Big is Beautifull. « Unibail-Rodamco-Westfield a généré d’excellents résultats dans un contexte pourtant difficile pour le commerce. Le résultat net récurrent par action ajusté a augmenté de +7,2 %, au-dessus des prévisions. En Europe continentale, les loyers nets à périmètre constant des centres commerciaux et des bureaux sont en forte croissance, de +4,0 % et +4,5 % respectivement. Aux États-Unis, les taux d’occupation sont en hausse de 130 points de base depuis juin », claironnait Christophe Cuvillier, président du directoire du groupe dans son commentaire des résultats 2018. Exit les petits centres commerciaux malmenés par un commerce en berne dont l’opérateur se déleste à un rythme soutenu : « Le groupe a cédé 2 milliards d’euros d’actifs, principalement en Europe continentale, en avance sur le calendrier annoncé et avec une prime sur leur dernière valeur d’expertise », a poursuivi le président d Unibail-Rodamco-Westfield, qui s’est fixé l’objectif de céder 4 milliards d’euros d’actifs supplémentaires dans les toutes prochaines années, portant l’objectif global de cessions à 6 milliards. « Bien que dilutive à court terme, cette stratégie posera les fondations d’une nouvelle croissance de ses résultats nets, Unibail-Rodamco-Westfield bénéficiant d’un positionnement unique qui lui permettra de tirer parti du contexte de profonde mutation du commerce », a conclu Christophe Cuvillier.

Les chiffres clés

Décembre 2017 : Unibail-Rodamco annonce le rachat du groupe australien Westfield Group pour 21 mds$.

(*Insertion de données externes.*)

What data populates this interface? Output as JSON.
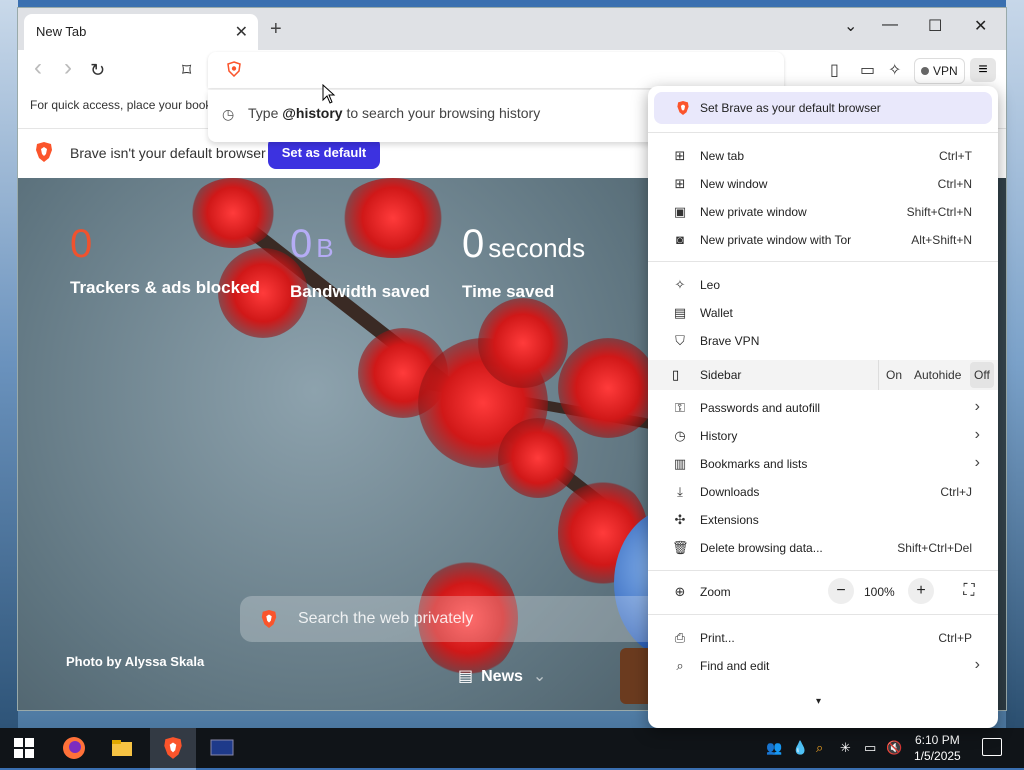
{
  "browser": {
    "tab_title": "New Tab",
    "tab_close": "✕",
    "new_tab": "+",
    "win_controls": [
      "⌄",
      "—",
      "☐",
      "✕"
    ]
  },
  "toolbar": {
    "back": "‹",
    "forward": "›",
    "reload": "↻",
    "bookmark": "⌑",
    "vpn_label": "VPN",
    "menu_glyph": "≡",
    "icons": [
      "sidebar-icon",
      "wallet-icon",
      "leo-icon"
    ]
  },
  "history_dropdown": {
    "prefix": "Type ",
    "keyword": "@history",
    "suffix": " to search your browsing history"
  },
  "bookmarks_hint": "For quick access, place your book",
  "default_bar": {
    "message": "Brave isn't your default browser",
    "button": "Set as default"
  },
  "ntp": {
    "stats": [
      {
        "value": "0",
        "unit": "",
        "label": "Trackers & ads blocked",
        "color": "#f0522e"
      },
      {
        "value": "0",
        "unit": "B",
        "label": "Bandwidth saved",
        "color": "#b5acf5"
      },
      {
        "value": "0",
        "unit": "seconds",
        "label": "Time saved",
        "color": "#ffffff"
      }
    ],
    "search_placeholder": "Search the web privately",
    "photo_credit": "Photo by Alyssa Skala",
    "news_label": "News"
  },
  "menu": {
    "top_item": "Set Brave as your default browser",
    "group1": [
      {
        "label": "New tab",
        "shortcut": "Ctrl+T",
        "icon": "new-tab-icon",
        "glyph": "⊞"
      },
      {
        "label": "New window",
        "shortcut": "Ctrl+N",
        "icon": "new-window-icon",
        "glyph": "⊞"
      },
      {
        "label": "New private window",
        "shortcut": "Shift+Ctrl+N",
        "icon": "private-window-icon",
        "glyph": "▣"
      },
      {
        "label": "New private window with Tor",
        "shortcut": "Alt+Shift+N",
        "icon": "tor-window-icon",
        "glyph": "◙"
      }
    ],
    "group2": [
      {
        "label": "Leo",
        "icon": "leo-icon",
        "glyph": "✧"
      },
      {
        "label": "Wallet",
        "icon": "wallet-icon",
        "glyph": "▤"
      },
      {
        "label": "Brave VPN",
        "icon": "vpn-icon",
        "glyph": "⛉"
      }
    ],
    "sidebar": {
      "label": "Sidebar",
      "options": [
        "On",
        "Autohide",
        "Off"
      ],
      "selected": "Off"
    },
    "group3": [
      {
        "label": "Passwords and autofill",
        "icon": "key-icon",
        "glyph": "⚿"
      },
      {
        "label": "History",
        "icon": "history-icon",
        "glyph": "◷"
      },
      {
        "label": "Bookmarks and lists",
        "icon": "bookmarks-icon",
        "glyph": "▥"
      }
    ],
    "group4": [
      {
        "label": "Downloads",
        "shortcut": "Ctrl+J",
        "icon": "download-icon",
        "glyph": "⤓"
      },
      {
        "label": "Extensions",
        "icon": "extensions-icon",
        "glyph": "✣"
      },
      {
        "label": "Delete browsing data...",
        "shortcut": "Shift+Ctrl+Del",
        "icon": "trash-icon",
        "glyph": "🗑"
      }
    ],
    "zoom": {
      "label": "Zoom",
      "value": "100%",
      "minus": "−",
      "plus": "+",
      "fullscreen": "⛶"
    },
    "group5": [
      {
        "label": "Print...",
        "shortcut": "Ctrl+P",
        "icon": "print-icon",
        "glyph": "⎙"
      },
      {
        "label": "Find and edit",
        "icon": "find-icon",
        "glyph": "⌕"
      }
    ],
    "scroll_arrow": "▾"
  },
  "taskbar": {
    "time": "6:10 PM",
    "date": "1/5/2025"
  },
  "colors": {
    "brave_orange": "#fb542b",
    "set_default_blue": "#3c32e0"
  }
}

16 Mds€ : le chiffre d’affaires pour les neuf premiers mois de 2018, en croissance de 37,9 % sur un an.

65,2 Mds€ : le patrimoine immobilier du groupe à fin 2018.

92 centres de shopping, incluant 55 « flagships » dans les villes les plus dynamiques d’Europe et des États-Unis.

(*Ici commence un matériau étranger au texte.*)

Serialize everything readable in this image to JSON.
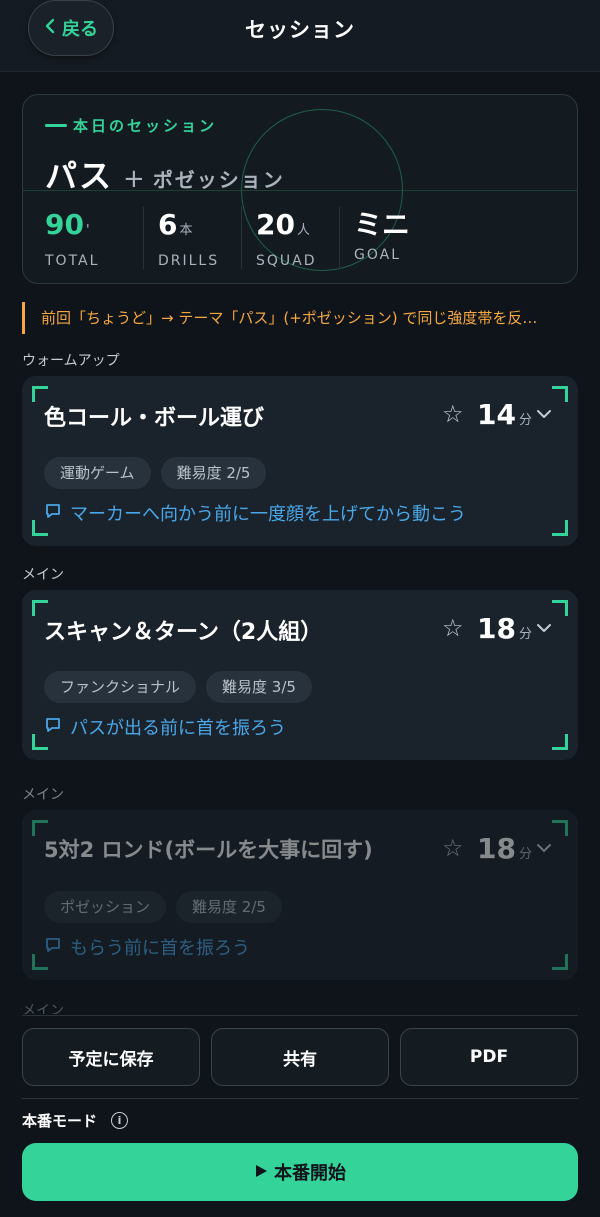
{
  "header": {
    "back_label": "戻る",
    "title": "セッション"
  },
  "summary": {
    "kicker": "本日のセッション",
    "title_main": "パス",
    "title_plus": "+",
    "title_sub": "ポゼッション",
    "stats": [
      {
        "value": "90",
        "unit": "'",
        "label": "TOTAL"
      },
      {
        "value": "6",
        "unit": "本",
        "label": "DRILLS"
      },
      {
        "value": "20",
        "unit": "人",
        "label": "SQUAD"
      },
      {
        "value": "ミニ",
        "unit": "",
        "label": "GOAL"
      }
    ]
  },
  "notice": "前回「ちょうど」→ テーマ「パス」(+ポゼッション) で同じ強度帯を反…",
  "sections": [
    {
      "label": "ウォームアップ",
      "drill": {
        "title": "色コール・ボール運び",
        "minutes": "14",
        "unit": "分",
        "tags": [
          "運動ゲーム",
          "難易度 2/5"
        ],
        "tip": "マーカーへ向かう前に一度顔を上げてから動こう"
      }
    },
    {
      "label": "メイン",
      "drill": {
        "title": "スキャン＆ターン（2人組）",
        "minutes": "18",
        "unit": "分",
        "tags": [
          "ファンクショナル",
          "難易度 3/5"
        ],
        "tip": "パスが出る前に首を振ろう"
      }
    },
    {
      "label": "メイン",
      "drill": {
        "title": "5対2 ロンド(ボールを大事に回す)",
        "minutes": "18",
        "unit": "分",
        "tags": [
          "ポゼッション",
          "難易度 2/5"
        ],
        "tip": "もらう前に首を振ろう"
      }
    },
    {
      "label": "メイン"
    }
  ],
  "actions": {
    "save": "予定に保存",
    "share": "共有",
    "pdf": "PDF"
  },
  "mode_label": "本番モード",
  "start_label": "本番開始",
  "colors": {
    "accent": "#34d399",
    "warning": "#f5a742",
    "tip": "#4aa7e8",
    "background": "#0f141a"
  }
}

Depuis l’acquisition de Westfield le 7 juin 2018, 75 millions d’euros de synergies de coûts en rythme annuel ont déjà été réalisées. Au second semestre 2018, l’intégration a progressé à grands pas, avec la mise en place d’une nouvelle organisation, le déploiement du modèle de gestion opérationnelle aux États-Unis et au Royaume-Uni, l’établissement du premier plan à 5 ans dans ces deux pays et l’organisation de la première convention des managers du nouveau groupe. L’année 2018 a permis de préparer la réalisation des synergies de revenus entre les deux périmètres d’origine. Deux équipes intégrées ont notamment été créées : l’une pour les négociations internationales avec les enseignes, l’autre pour la promotion des marques et les médias digitaux en Europe.

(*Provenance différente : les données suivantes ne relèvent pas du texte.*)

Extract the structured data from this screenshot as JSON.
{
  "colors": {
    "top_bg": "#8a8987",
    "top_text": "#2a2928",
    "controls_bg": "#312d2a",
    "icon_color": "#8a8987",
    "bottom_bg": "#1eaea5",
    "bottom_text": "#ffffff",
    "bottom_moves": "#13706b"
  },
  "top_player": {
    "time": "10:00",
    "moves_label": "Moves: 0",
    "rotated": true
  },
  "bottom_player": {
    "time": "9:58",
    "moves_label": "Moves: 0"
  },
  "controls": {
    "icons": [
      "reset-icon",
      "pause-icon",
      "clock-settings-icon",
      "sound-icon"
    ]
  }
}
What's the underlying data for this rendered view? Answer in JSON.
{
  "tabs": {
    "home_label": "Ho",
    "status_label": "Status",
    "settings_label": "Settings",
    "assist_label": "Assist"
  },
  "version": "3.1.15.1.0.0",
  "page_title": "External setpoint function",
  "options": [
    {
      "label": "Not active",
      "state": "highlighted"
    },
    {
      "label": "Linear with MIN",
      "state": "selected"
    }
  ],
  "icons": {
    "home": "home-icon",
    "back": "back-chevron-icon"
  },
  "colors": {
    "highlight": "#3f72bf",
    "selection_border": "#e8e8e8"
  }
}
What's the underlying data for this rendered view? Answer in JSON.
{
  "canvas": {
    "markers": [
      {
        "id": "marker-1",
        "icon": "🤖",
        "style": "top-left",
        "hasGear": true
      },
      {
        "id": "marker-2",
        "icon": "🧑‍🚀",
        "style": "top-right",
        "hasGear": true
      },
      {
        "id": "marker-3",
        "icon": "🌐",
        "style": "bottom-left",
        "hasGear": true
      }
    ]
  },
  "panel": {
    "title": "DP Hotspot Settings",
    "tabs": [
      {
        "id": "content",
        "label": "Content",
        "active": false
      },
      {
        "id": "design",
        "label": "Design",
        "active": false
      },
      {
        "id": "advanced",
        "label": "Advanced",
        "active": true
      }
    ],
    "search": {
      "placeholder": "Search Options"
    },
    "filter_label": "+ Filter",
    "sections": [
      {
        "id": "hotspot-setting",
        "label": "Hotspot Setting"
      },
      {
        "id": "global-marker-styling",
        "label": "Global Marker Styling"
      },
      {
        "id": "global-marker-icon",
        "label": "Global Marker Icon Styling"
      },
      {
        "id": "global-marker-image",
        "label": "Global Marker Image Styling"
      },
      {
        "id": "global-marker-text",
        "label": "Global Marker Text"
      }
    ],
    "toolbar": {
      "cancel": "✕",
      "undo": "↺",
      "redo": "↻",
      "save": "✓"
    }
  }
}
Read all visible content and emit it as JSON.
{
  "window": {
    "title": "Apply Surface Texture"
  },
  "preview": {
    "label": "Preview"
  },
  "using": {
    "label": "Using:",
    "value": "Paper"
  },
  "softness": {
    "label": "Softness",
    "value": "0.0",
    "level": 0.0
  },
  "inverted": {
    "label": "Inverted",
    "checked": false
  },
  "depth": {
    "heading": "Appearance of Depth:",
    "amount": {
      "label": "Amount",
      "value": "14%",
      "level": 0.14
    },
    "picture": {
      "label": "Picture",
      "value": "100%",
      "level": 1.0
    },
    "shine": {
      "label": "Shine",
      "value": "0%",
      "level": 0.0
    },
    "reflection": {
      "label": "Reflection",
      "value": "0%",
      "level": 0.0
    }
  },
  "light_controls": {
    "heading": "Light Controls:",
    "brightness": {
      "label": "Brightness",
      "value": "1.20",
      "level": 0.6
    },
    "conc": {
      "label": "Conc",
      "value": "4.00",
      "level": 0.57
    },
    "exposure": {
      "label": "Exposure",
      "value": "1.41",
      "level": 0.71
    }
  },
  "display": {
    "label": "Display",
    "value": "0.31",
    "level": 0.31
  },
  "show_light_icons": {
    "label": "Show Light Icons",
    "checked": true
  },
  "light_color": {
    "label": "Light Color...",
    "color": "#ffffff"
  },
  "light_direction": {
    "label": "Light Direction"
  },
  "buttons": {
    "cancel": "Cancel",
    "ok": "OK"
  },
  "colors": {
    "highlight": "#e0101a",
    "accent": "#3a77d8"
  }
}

Actions jumelées. Ce rythme d’intégration au pas de charge est d’autant plus impressionnant que la structuration juridique de l’opération, confiée aux équipes de Darrois Villey Maillot Brochier, n’a pas été des plus simples, donnant lieu à une innovation juridique en France. Parmi les nombreuses contraintes de cette opération entre deux des plus importants groupes cotés de l’immobilier commercial, il fallait notamment maintenir un régime fiscal globalement équivalent à ceux dont bénéficiaient chacun des deux groupes alors même que leurs cadres juridiques et fiscaux respectifs étaient très différents. Pour atteindre ces objectifs, les différentes composantes de Westfield ont été acquises pour partie par Unibail-Rodamco et pour partie par une société néerlandaise WFD Unibail-Rodamco N.V. créée pour l’occasion dont Unibail-Rodamco a conservé 40 % du capital et dont les actions ont été « jumelées » avec les actions d’Unibail-Rodamco, créant ainsi un groupe à deux têtes. Une telle structure fait figure de « troisième voie » entre fusion et acquisition : deux sociétés s’associent par des liens capitalistiques originaux en créant un groupe qui présente les principales caractéristiques et avantages d’un groupe unifié. Les actions jumelées Unibail-Rodamco-Westfield sont chacune constituées d’une action Unibail-Rodamco et d’une action d’une société néerlandaise nouvellement structurée détenant les activités américaines de Westfield et une sélection d’actifs immobiliers néerlandais. Cette structure innovante représente la première cotation d’actions jumelées en France depuis plus de 30 ans, la première cotation jumelée franco-néerlandaise et la première cotation d’une société française en Australie (sous forme de CDIs). Une structuration à la complexité et au gigantisme assumés, à la mesure des projets monumentaux dans le pipeline du leader mondial des centres commerciaux.